By Floro Mercene
While capsule toys originated overseas, gachapon or gashapon are uniquely Japanese. The terms gachapon or gashapon refer to a variety of vending machine-dispensed capsule toys popular in Japan. ‘gacha’ or ‘gasha’ is onomatopoeic from Japanese sounds for the hand-cracking action of a toy-vending machine, and ‘pon’ for the toy capsule landing in the collection tray.
In 1965, gachapon was born when Ryuzo Shigeta set up the capsule vending machine at his shop in Tokyo. Gachapon refers to both the vending machines and the capsule toys they spit out. When you crack open one of these plastic eggs, you’ll never know what you’ll get. It is a roughly 30 billion industry with 150 new toys hatched every month.
Gachapon used to be mainly figures, but recently they are small items you can place around your computer, or strap to your smartphone or keychain. Gachapon are remarkable for their multiplicity, craftsmanship and sheer wackiness. Hand-carved in Japan with the fastidious attention to detail as proto-types, then manufactured and hand-painted elsewhere in Asia, gachapon lead a brief retail existence. Bandai launches 30 to 40 new gachapon every month, priced 100 yen to 500 yen a piece, some tied to seasonal events. Popular gachapon can sell out in a week or two; while some see repeat production runs, the vast majority are done after only one batch.

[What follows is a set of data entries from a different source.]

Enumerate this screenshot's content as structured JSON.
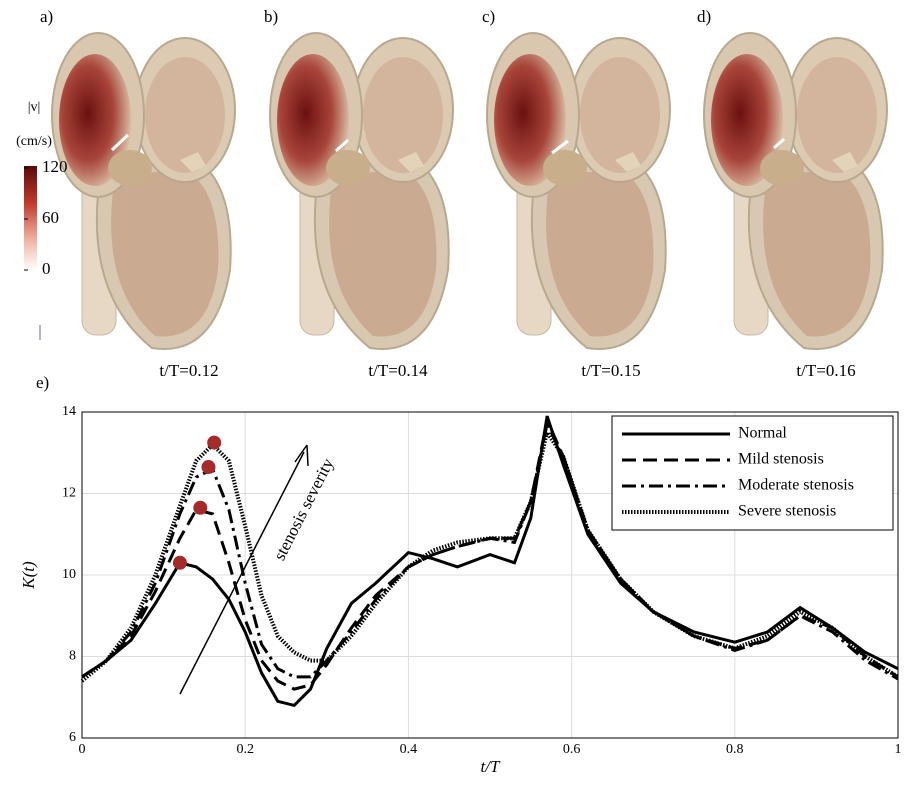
{
  "panels": [
    {
      "label": "a)",
      "caption": "t/T=0.12"
    },
    {
      "label": "b)",
      "caption": "t/T=0.14"
    },
    {
      "label": "c)",
      "caption": "t/T=0.15"
    },
    {
      "label": "d)",
      "caption": "t/T=0.16"
    }
  ],
  "colorbar": {
    "title": "|v|",
    "unit": "(cm/s)",
    "ticks": [
      0,
      60,
      120
    ],
    "lim": [
      0,
      120
    ]
  },
  "chart_data": {
    "type": "line",
    "panel_label": "e)",
    "x_label": "t/T",
    "y_label": "K(t)",
    "annotation": "stenosis severity",
    "xlim": [
      0,
      1
    ],
    "ylim": [
      6,
      14
    ],
    "xticks": [
      0,
      0.2,
      0.4,
      0.6,
      0.8,
      1
    ],
    "yticks": [
      6,
      8,
      10,
      12,
      14
    ],
    "grid": true,
    "legend": "upper right",
    "x": [
      0,
      0.03,
      0.06,
      0.09,
      0.12,
      0.14,
      0.16,
      0.18,
      0.2,
      0.22,
      0.24,
      0.26,
      0.28,
      0.3,
      0.33,
      0.36,
      0.4,
      0.43,
      0.46,
      0.5,
      0.53,
      0.55,
      0.57,
      0.59,
      0.62,
      0.66,
      0.7,
      0.75,
      0.8,
      0.84,
      0.88,
      0.92,
      0.96,
      1.0
    ],
    "series": [
      {
        "name": "Normal",
        "color": "#000000",
        "style": "solid",
        "values": [
          7.5,
          7.9,
          8.4,
          9.3,
          10.3,
          10.2,
          9.9,
          9.4,
          8.6,
          7.6,
          6.9,
          6.8,
          7.2,
          8.2,
          9.3,
          9.8,
          10.55,
          10.4,
          10.2,
          10.5,
          10.3,
          11.4,
          13.9,
          12.7,
          11.0,
          9.8,
          9.1,
          8.6,
          8.35,
          8.6,
          9.2,
          8.7,
          8.1,
          7.7
        ]
      },
      {
        "name": "Mild stenosis",
        "color": "#000000",
        "style": "dashed",
        "values": [
          7.5,
          7.9,
          8.5,
          9.6,
          10.9,
          11.6,
          11.5,
          10.3,
          8.9,
          7.9,
          7.4,
          7.2,
          7.3,
          7.8,
          8.7,
          9.5,
          10.2,
          10.5,
          10.7,
          10.9,
          10.9,
          11.8,
          13.8,
          12.9,
          11.1,
          9.9,
          9.1,
          8.5,
          8.2,
          8.4,
          9.0,
          8.7,
          8.0,
          7.5
        ]
      },
      {
        "name": "Moderate stenosis",
        "color": "#000000",
        "style": "dashdot",
        "values": [
          7.5,
          7.9,
          8.6,
          9.8,
          11.5,
          12.4,
          12.6,
          11.6,
          9.8,
          8.3,
          7.7,
          7.5,
          7.5,
          7.9,
          8.6,
          9.4,
          10.2,
          10.5,
          10.7,
          10.9,
          10.8,
          11.8,
          13.7,
          12.9,
          11.1,
          9.9,
          9.1,
          8.5,
          8.15,
          8.4,
          9.0,
          8.6,
          7.9,
          7.45
        ]
      },
      {
        "name": "Severe stenosis",
        "color": "#000000",
        "style": "dotted",
        "values": [
          7.4,
          7.9,
          8.7,
          10.0,
          11.7,
          12.8,
          13.2,
          12.8,
          11.2,
          9.5,
          8.5,
          8.1,
          7.9,
          7.9,
          8.5,
          9.3,
          10.2,
          10.6,
          10.8,
          10.9,
          10.9,
          11.8,
          13.5,
          12.9,
          11.1,
          9.9,
          9.1,
          8.5,
          8.2,
          8.5,
          9.1,
          8.7,
          8.0,
          7.5
        ]
      }
    ],
    "peaks": {
      "color": "#a52a2a",
      "x": [
        0.12,
        0.145,
        0.155,
        0.162
      ],
      "values": [
        10.3,
        11.65,
        12.65,
        13.25
      ]
    }
  }
}
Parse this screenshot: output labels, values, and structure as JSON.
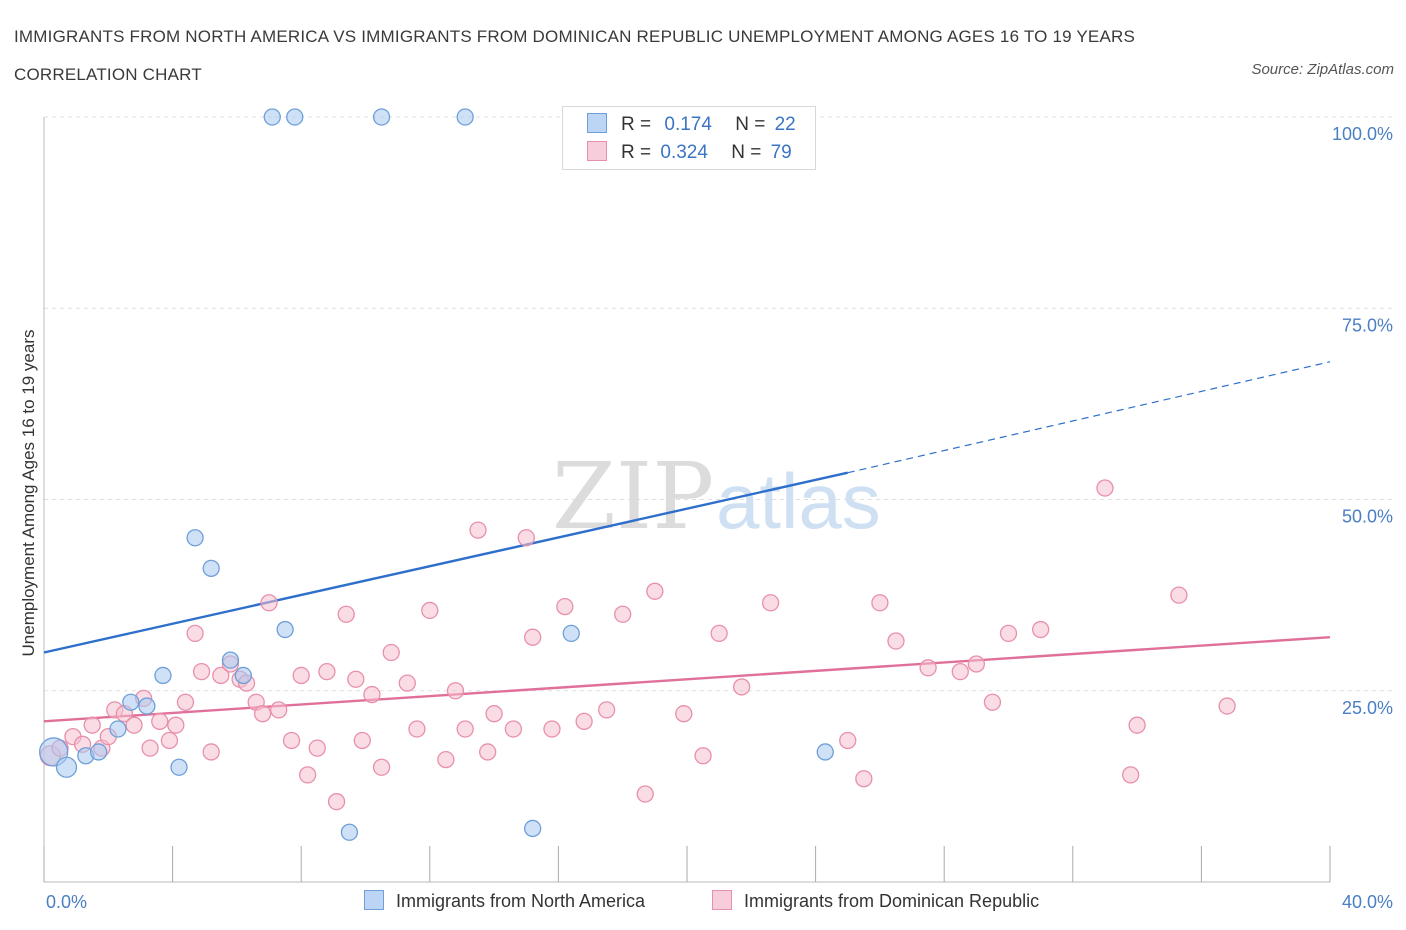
{
  "header": {
    "title": "IMMIGRANTS FROM NORTH AMERICA VS IMMIGRANTS FROM DOMINICAN REPUBLIC UNEMPLOYMENT AMONG AGES 16 TO 19 YEARS CORRELATION CHART",
    "source": "Source: ZipAtlas.com"
  },
  "watermark": {
    "zip": "ZIP",
    "atlas": "atlas"
  },
  "legend": {
    "series1": {
      "r_label": "R =",
      "r_value": "0.174",
      "n_label": "N =",
      "n_value": "22"
    },
    "series2": {
      "r_label": "R =",
      "r_value": "0.324",
      "n_label": "N =",
      "n_value": "79"
    }
  },
  "colors": {
    "blue_fill": "#a8c8f0",
    "blue_stroke": "#6f9fd8",
    "blue_line": "#2e6fcc",
    "pink_fill": "#f6c0d0",
    "pink_stroke": "#e890ab",
    "pink_line": "#e0709a",
    "tick_text": "#4a7fc4",
    "grid": "#e0e0e0"
  },
  "chart_data": {
    "type": "scatter",
    "xlabel": "",
    "ylabel": "Unemployment Among Ages 16 to 19 years",
    "xlim": [
      0,
      40
    ],
    "ylim": [
      0,
      100
    ],
    "x_tick_labels": [
      "0.0%",
      "40.0%"
    ],
    "y_tick_labels": [
      "100.0%",
      "75.0%",
      "50.0%",
      "25.0%"
    ],
    "y_tick_values": [
      100,
      75,
      50,
      25
    ],
    "grid": true,
    "legend_position": "top-center",
    "series": [
      {
        "name": "Immigrants from North America",
        "color": "#a8c8f0",
        "points": [
          [
            0.3,
            17.0,
            2
          ],
          [
            0.7,
            15.0,
            1
          ],
          [
            1.3,
            16.5,
            0
          ],
          [
            1.7,
            17.0,
            0
          ],
          [
            2.3,
            20.0,
            0
          ],
          [
            2.7,
            23.5,
            0
          ],
          [
            3.2,
            23.0,
            0
          ],
          [
            3.7,
            27.0,
            0
          ],
          [
            4.2,
            15.0,
            0
          ],
          [
            4.7,
            45.0,
            0
          ],
          [
            5.2,
            41.0,
            0
          ],
          [
            5.8,
            29.0,
            0
          ],
          [
            6.2,
            27.0,
            0
          ],
          [
            7.1,
            100.0,
            0
          ],
          [
            7.5,
            33.0,
            0
          ],
          [
            7.8,
            100.0,
            0
          ],
          [
            9.5,
            6.5,
            0
          ],
          [
            10.5,
            100.0,
            0
          ],
          [
            13.1,
            100.0,
            0
          ],
          [
            15.2,
            7.0,
            0
          ],
          [
            16.4,
            32.5,
            0
          ],
          [
            24.3,
            17.0,
            0
          ]
        ],
        "trend": {
          "x0": 0,
          "y0": 30.0,
          "x1": 25,
          "y1": 53.5,
          "dash_to_x": 40,
          "dash_to_y": 68.0
        }
      },
      {
        "name": "Immigrants from Dominican Republic",
        "color": "#f6c0d0",
        "points": [
          [
            0.2,
            16.5,
            1
          ],
          [
            0.5,
            17.5,
            0
          ],
          [
            0.9,
            19.0,
            0
          ],
          [
            1.2,
            18.0,
            0
          ],
          [
            1.5,
            20.5,
            0
          ],
          [
            1.8,
            17.5,
            0
          ],
          [
            2.0,
            19.0,
            0
          ],
          [
            2.2,
            22.5,
            0
          ],
          [
            2.5,
            22.0,
            0
          ],
          [
            2.8,
            20.5,
            0
          ],
          [
            3.1,
            24.0,
            0
          ],
          [
            3.3,
            17.5,
            0
          ],
          [
            3.6,
            21.0,
            0
          ],
          [
            3.9,
            18.5,
            0
          ],
          [
            4.1,
            20.5,
            0
          ],
          [
            4.4,
            23.5,
            0
          ],
          [
            4.7,
            32.5,
            0
          ],
          [
            4.9,
            27.5,
            0
          ],
          [
            5.2,
            17.0,
            0
          ],
          [
            5.5,
            27.0,
            0
          ],
          [
            5.8,
            28.5,
            0
          ],
          [
            6.1,
            26.5,
            0
          ],
          [
            6.3,
            26.0,
            0
          ],
          [
            6.6,
            23.5,
            0
          ],
          [
            6.8,
            22.0,
            0
          ],
          [
            7.0,
            36.5,
            0
          ],
          [
            7.3,
            22.5,
            0
          ],
          [
            7.7,
            18.5,
            0
          ],
          [
            8.0,
            27.0,
            0
          ],
          [
            8.2,
            14.0,
            0
          ],
          [
            8.5,
            17.5,
            0
          ],
          [
            8.8,
            27.5,
            0
          ],
          [
            9.1,
            10.5,
            0
          ],
          [
            9.4,
            35.0,
            0
          ],
          [
            9.7,
            26.5,
            0
          ],
          [
            9.9,
            18.5,
            0
          ],
          [
            10.2,
            24.5,
            0
          ],
          [
            10.5,
            15.0,
            0
          ],
          [
            10.8,
            30.0,
            0
          ],
          [
            11.3,
            26.0,
            0
          ],
          [
            11.6,
            20.0,
            0
          ],
          [
            12.0,
            35.5,
            0
          ],
          [
            12.5,
            16.0,
            0
          ],
          [
            12.8,
            25.0,
            0
          ],
          [
            13.1,
            20.0,
            0
          ],
          [
            13.5,
            46.0,
            0
          ],
          [
            13.8,
            17.0,
            0
          ],
          [
            14.0,
            22.0,
            0
          ],
          [
            14.6,
            20.0,
            0
          ],
          [
            15.0,
            45.0,
            0
          ],
          [
            15.2,
            32.0,
            0
          ],
          [
            15.8,
            20.0,
            0
          ],
          [
            16.2,
            36.0,
            0
          ],
          [
            16.8,
            21.0,
            0
          ],
          [
            17.5,
            22.5,
            0
          ],
          [
            18.0,
            35.0,
            0
          ],
          [
            18.7,
            11.5,
            0
          ],
          [
            19.0,
            38.0,
            0
          ],
          [
            19.9,
            22.0,
            0
          ],
          [
            20.5,
            16.5,
            0
          ],
          [
            21.0,
            32.5,
            0
          ],
          [
            21.7,
            25.5,
            0
          ],
          [
            22.6,
            36.5,
            0
          ],
          [
            25.0,
            18.5,
            0
          ],
          [
            25.5,
            13.5,
            0
          ],
          [
            26.0,
            36.5,
            0
          ],
          [
            26.5,
            31.5,
            0
          ],
          [
            27.5,
            28.0,
            0
          ],
          [
            28.5,
            27.5,
            0
          ],
          [
            29.0,
            28.5,
            0
          ],
          [
            29.5,
            23.5,
            0
          ],
          [
            30.0,
            32.5,
            0
          ],
          [
            31.0,
            33.0,
            0
          ],
          [
            33.0,
            51.5,
            0
          ],
          [
            33.8,
            14.0,
            0
          ],
          [
            34.0,
            20.5,
            0
          ],
          [
            35.3,
            37.5,
            0
          ],
          [
            36.8,
            23.0,
            0
          ]
        ],
        "trend": {
          "x0": 0,
          "y0": 21.0,
          "x1": 40,
          "y1": 32.0
        }
      }
    ]
  },
  "bottom_legend": {
    "item1": "Immigrants from North America",
    "item2": "Immigrants from Dominican Republic"
  }
}
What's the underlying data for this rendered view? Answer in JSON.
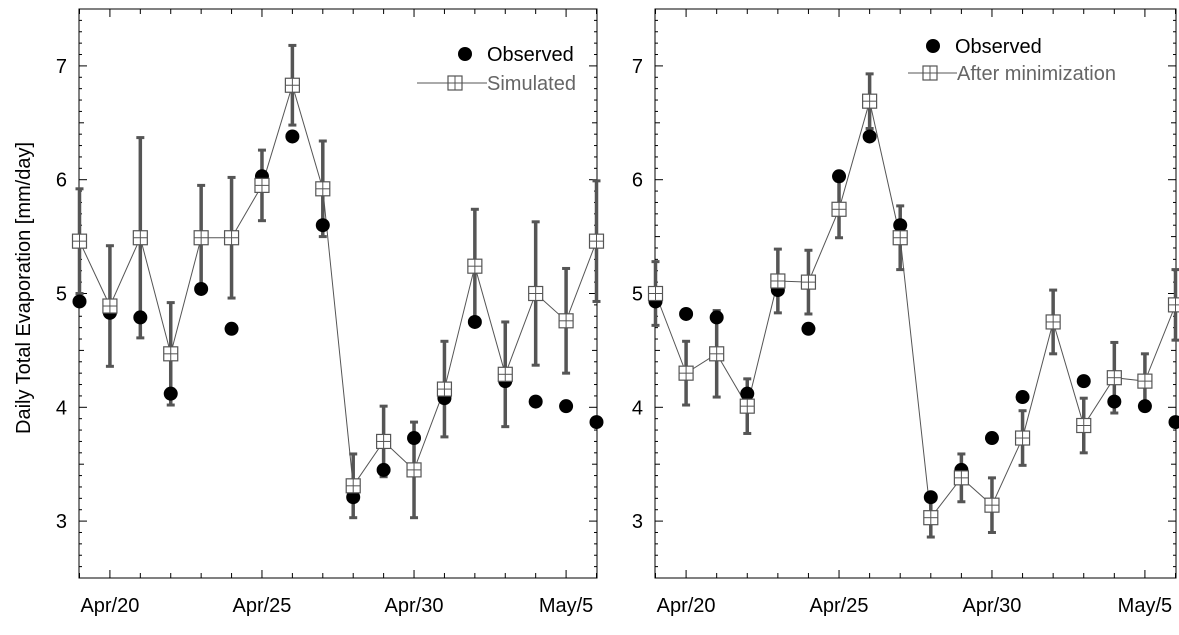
{
  "ylabel": "Daily Total Evaporation [mm/day]",
  "colors": {
    "observed": "#000000",
    "simulated_line": "#555555",
    "errorbar": "#555555",
    "legend_text": "#666666"
  },
  "chart_data": [
    {
      "type": "scatter",
      "title": "",
      "xlabel": "",
      "ylabel": "Daily Total Evaporation [mm/day]",
      "x_dates": [
        "Apr/19",
        "Apr/20",
        "Apr/21",
        "Apr/22",
        "Apr/23",
        "Apr/24",
        "Apr/25",
        "Apr/26",
        "Apr/27",
        "Apr/28",
        "Apr/29",
        "Apr/30",
        "May/1",
        "May/2",
        "May/3",
        "May/4",
        "May/5",
        "May/6"
      ],
      "xticks": [
        "Apr/20",
        "Apr/25",
        "Apr/30",
        "May/5"
      ],
      "yticks": [
        3,
        4,
        5,
        6,
        7
      ],
      "ylim": [
        2.5,
        7.5
      ],
      "xlim": [
        "Apr/19",
        "May/6"
      ],
      "grid": false,
      "legend_position": "top-right",
      "series": [
        {
          "name": "Observed",
          "marker": "filled-circle",
          "points": [
            [
              "Apr/19",
              4.93
            ],
            [
              "Apr/20",
              4.83
            ],
            [
              "Apr/21",
              4.79
            ],
            [
              "Apr/22",
              4.12
            ],
            [
              "Apr/23",
              5.04
            ],
            [
              "Apr/24",
              4.69
            ],
            [
              "Apr/25",
              6.03
            ],
            [
              "Apr/26",
              6.38
            ],
            [
              "Apr/27",
              5.6
            ],
            [
              "Apr/28",
              3.21
            ],
            [
              "Apr/29",
              3.45
            ],
            [
              "Apr/30",
              3.73
            ],
            [
              "May/1",
              4.08
            ],
            [
              "May/2",
              4.75
            ],
            [
              "May/3",
              4.23
            ],
            [
              "May/4",
              4.05
            ],
            [
              "May/5",
              4.01
            ],
            [
              "May/6",
              3.87
            ]
          ]
        },
        {
          "name": "Simulated",
          "marker": "square-cross",
          "points": [
            [
              "Apr/19",
              5.46,
              0.46
            ],
            [
              "Apr/20",
              4.89,
              0.53
            ],
            [
              "Apr/21",
              5.49,
              0.88
            ],
            [
              "Apr/22",
              4.47,
              0.45
            ],
            [
              "Apr/23",
              5.49,
              0.46
            ],
            [
              "Apr/24",
              5.49,
              0.53
            ],
            [
              "Apr/25",
              5.95,
              0.31
            ],
            [
              "Apr/26",
              6.83,
              0.35
            ],
            [
              "Apr/27",
              5.92,
              0.42
            ],
            [
              "Apr/28",
              3.31,
              0.28
            ],
            [
              "Apr/29",
              3.7,
              0.31
            ],
            [
              "Apr/30",
              3.45,
              0.42
            ],
            [
              "May/1",
              4.16,
              0.42
            ],
            [
              "May/2",
              5.24,
              0.5
            ],
            [
              "May/3",
              4.29,
              0.46
            ],
            [
              "May/4",
              5.0,
              0.63
            ],
            [
              "May/5",
              4.76,
              0.46
            ],
            [
              "May/6",
              5.46,
              0.53
            ]
          ]
        }
      ]
    },
    {
      "type": "scatter",
      "title": "",
      "xlabel": "",
      "ylabel": "",
      "x_dates": [
        "Apr/19",
        "Apr/20",
        "Apr/21",
        "Apr/22",
        "Apr/23",
        "Apr/24",
        "Apr/25",
        "Apr/26",
        "Apr/27",
        "Apr/28",
        "Apr/29",
        "Apr/30",
        "May/1",
        "May/2",
        "May/3",
        "May/4",
        "May/5",
        "May/6"
      ],
      "xticks": [
        "Apr/20",
        "Apr/25",
        "Apr/30",
        "May/5"
      ],
      "yticks": [
        3,
        4,
        5,
        6,
        7
      ],
      "ylim": [
        2.5,
        7.5
      ],
      "xlim": [
        "Apr/19",
        "May/6"
      ],
      "grid": false,
      "legend_position": "top-right",
      "series": [
        {
          "name": "Observed",
          "marker": "filled-circle",
          "points": [
            [
              "Apr/19",
              4.93
            ],
            [
              "Apr/20",
              4.82
            ],
            [
              "Apr/21",
              4.79
            ],
            [
              "Apr/22",
              4.12
            ],
            [
              "Apr/23",
              5.03
            ],
            [
              "Apr/24",
              4.69
            ],
            [
              "Apr/25",
              6.03
            ],
            [
              "Apr/26",
              6.38
            ],
            [
              "Apr/27",
              5.6
            ],
            [
              "Apr/28",
              3.21
            ],
            [
              "Apr/29",
              3.45
            ],
            [
              "Apr/30",
              3.73
            ],
            [
              "May/1",
              4.09
            ],
            [
              "May/2",
              4.75
            ],
            [
              "May/3",
              4.23
            ],
            [
              "May/4",
              4.05
            ],
            [
              "May/5",
              4.01
            ],
            [
              "May/6",
              3.87
            ]
          ]
        },
        {
          "name": "After minimization",
          "marker": "square-cross",
          "points": [
            [
              "Apr/19",
              5.0,
              0.28
            ],
            [
              "Apr/20",
              4.3,
              0.28
            ],
            [
              "Apr/21",
              4.47,
              0.38
            ],
            [
              "Apr/22",
              4.01,
              0.24
            ],
            [
              "Apr/23",
              5.11,
              0.28
            ],
            [
              "Apr/24",
              5.1,
              0.28
            ],
            [
              "Apr/25",
              5.74,
              0.25
            ],
            [
              "Apr/26",
              6.69,
              0.24
            ],
            [
              "Apr/27",
              5.49,
              0.28
            ],
            [
              "Apr/28",
              3.03,
              0.17
            ],
            [
              "Apr/29",
              3.38,
              0.21
            ],
            [
              "Apr/30",
              3.14,
              0.24
            ],
            [
              "May/1",
              3.73,
              0.24
            ],
            [
              "May/2",
              4.75,
              0.28
            ],
            [
              "May/3",
              3.84,
              0.24
            ],
            [
              "May/4",
              4.26,
              0.31
            ],
            [
              "May/5",
              4.23,
              0.24
            ],
            [
              "May/6",
              4.9,
              0.31
            ]
          ]
        }
      ]
    }
  ]
}
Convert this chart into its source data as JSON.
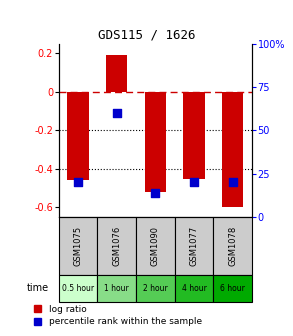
{
  "title": "GDS115 / 1626",
  "samples": [
    "GSM1075",
    "GSM1076",
    "GSM1090",
    "GSM1077",
    "GSM1078"
  ],
  "time_labels": [
    "0.5 hour",
    "1 hour",
    "2 hour",
    "4 hour",
    "6 hour"
  ],
  "log_ratios": [
    -0.46,
    0.19,
    -0.52,
    -0.455,
    -0.6
  ],
  "percentile_ranks": [
    20,
    60,
    14,
    20,
    20
  ],
  "ylim": [
    -0.65,
    0.25
  ],
  "right_ylim": [
    0,
    100
  ],
  "right_yticks": [
    0,
    25,
    50,
    75,
    100
  ],
  "right_yticklabels": [
    "0",
    "25",
    "50",
    "75",
    "100%"
  ],
  "left_yticks": [
    -0.6,
    -0.4,
    -0.2,
    0.0,
    0.2
  ],
  "left_yticklabels": [
    "-0.6",
    "-0.4",
    "-0.2",
    "0",
    "0.2"
  ],
  "bar_color": "#cc0000",
  "dot_color": "#0000cc",
  "zero_line_color": "#cc0000",
  "grid_color": "#000000",
  "time_colors": [
    "#ccffcc",
    "#88dd88",
    "#55cc55",
    "#22bb22",
    "#00aa00"
  ],
  "bar_width": 0.55,
  "dot_size": 30,
  "bg_color": "#ffffff",
  "label_log_ratio": "log ratio",
  "label_percentile": "percentile rank within the sample"
}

Gachapon machines were at first large and clunky and delivered the capsule to a basket at the bottom. Today they’re slim, double-decker affairs, allowing them to be lined up by the dozen in compact rows. This can be done anywhere, since most don’t’ require electricity. While originally confined to candy shops for kids, and roof garden of department stores, now gachapon are found everywhere from street corners, convenience stores, supermarkets, train stations, airports and tourist spots.